Sparkling wine could benefit from a new, simplified UK alcohol duty system that will be based largely on the strength of drinks, UK chancellor Rishi Sunak announced in his autumn Budget speech today (27 October).

He also announced a freeze on wine, spirits, beer and cider duties within the current system.

Full details of the overhaul to alcohol duty were not yet clear, but Sunak described the changes as the most radical for more than a century.

He outlined a basic principle of ‘the stronger the drink, the higher the rate’.

‘Our alcohol duty system is outdated, complex and full of historical anomalies,’ Sunak said, following a government review of the way alcohol duty works.

One specific measure would likely see duty tax fall on sparkling wines, from Champagne and Prosecco to those from England and Wales, Sunak indicated.

‘Over the last decade, consumption of sparkling wines has doubled. It’s clear they are no longer the preserve of wealthy elites, [so] I’m going to end the irrational duty premium of 28% they currently pay. Sparkling wines will now pay the same duty as still wines of equivalent strength.’

In a video posted on Twitter, Sunak explained that a ‘typical’ bottle of English sparkling wine could be ‘as much as’ 64p cheaper under the new scheme, although retail prices depend on a variety of factors.
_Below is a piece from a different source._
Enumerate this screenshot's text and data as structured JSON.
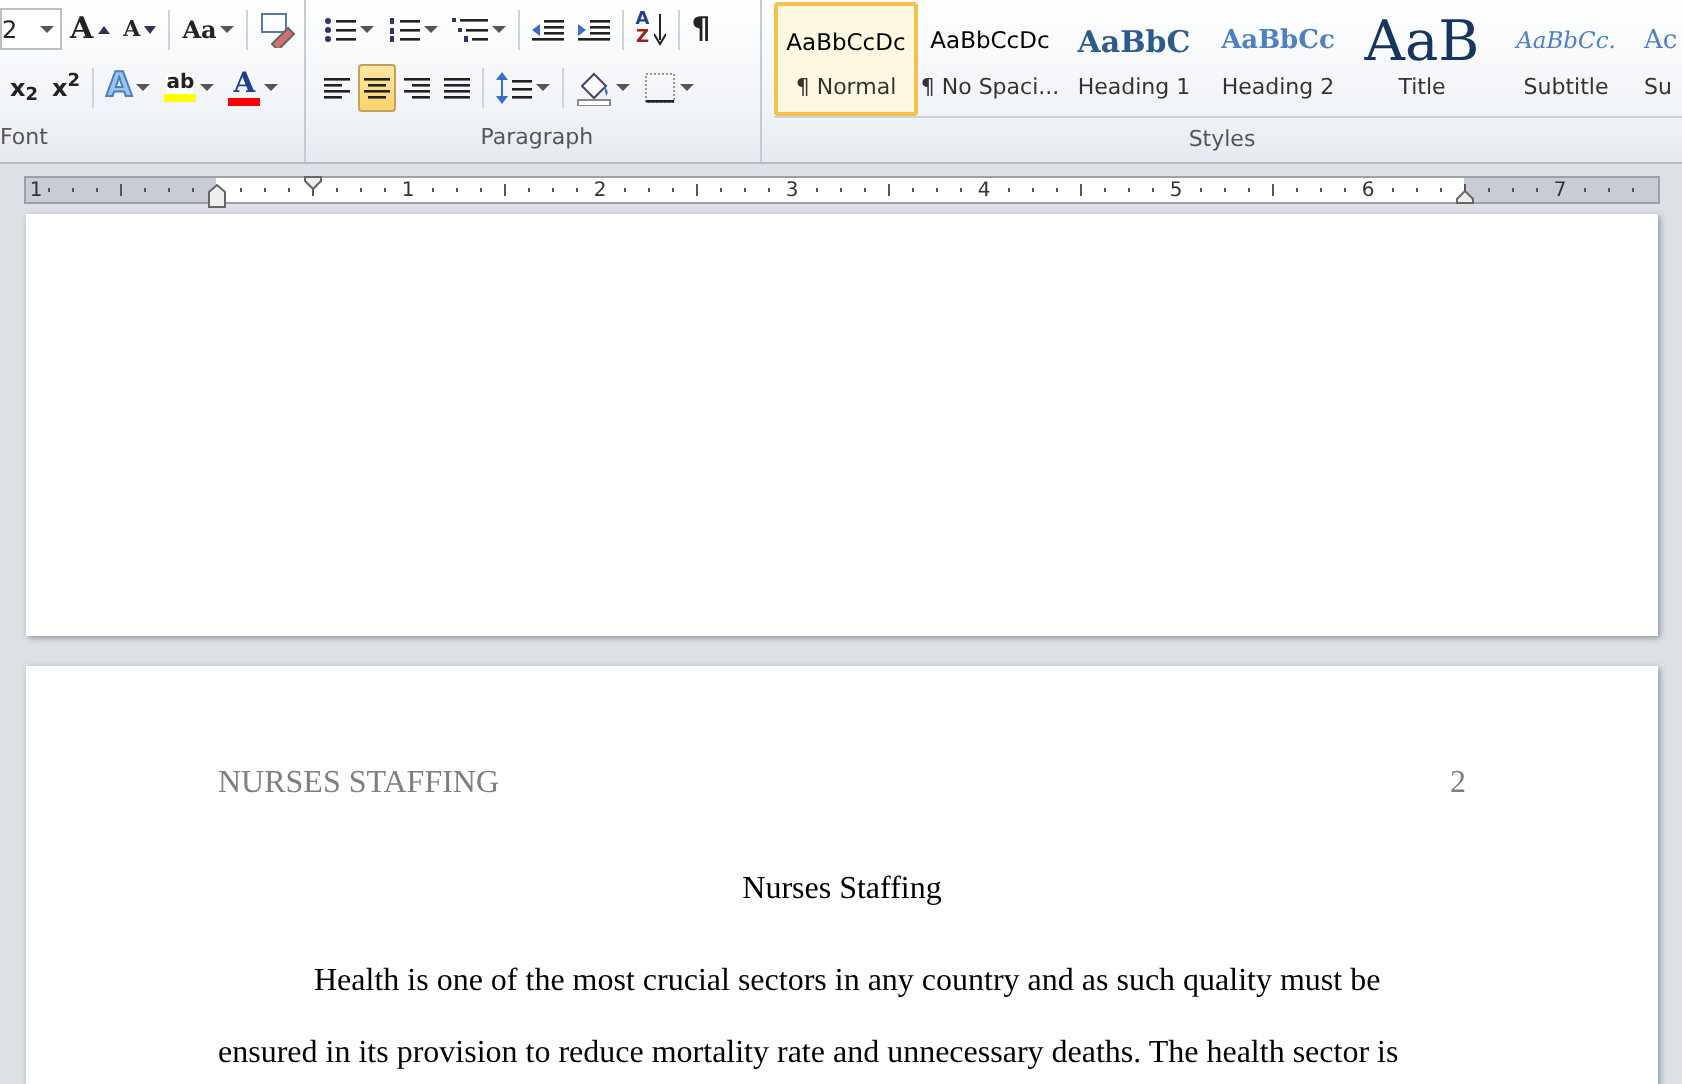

However, Sunak also suggested in his speech to Parliament that some higher strength red wines could face an increased duty rate under the new rules.

Miles Beale, CEO of the Wine & Spirit Trade Association (WSTA), welcomed the freeze on duty, even if clarification on the new rules is needed.

‘The decision to freeze wine and spirit duty comes as a huge relief to British businesses, the hospitality sector – including its supply chain – and consumers, giving everyone a much-needed break to help them recover from the pandemic,’ said Beale.

‘Chancellor Rishi Sunak should be commended for listening to our calls for support and understanding that punishing tax hikes are not the best way to reinvigorate the sector.’

Alcoholic drinks prices this Christmas were set to hit all-time highs, warned the WSTA last week.

Beale added, ‘We welcome the reduction of the sparkling wine super tax, which is long overdue. We look forward to seeing the detail of a new system which should remove the existing unfairness of how different products are treated.’

Sunak said that measures to support pubs would also lead to the biggest cut to beer duty for 50 years, equivalent to a ‘permanent cut to the cost of a pint by 3p’.

Sunak also announced business rates relief measures designed to aid hospitality.

In its Budget submission to the Treasury at the start of October, the WSTA said the average price of a bottle of wine had risen by 18p in the last year, to £6, with gin also up by 22p-a-bottle.

Campaigners have long highlighted that the UK has some of the highest duty rates in Europe.

On a £6 bottle of wine, 55% of the price is tax, said the WSTA, which added UK wine and spirit businesses support more than 360,000 jobs and generated around £50bn annually for the British economy.

Campaign group Wine Drinkers UK, which also lobbied for a duty freeze, said that duty tax on wine has risen by 39% since 2010.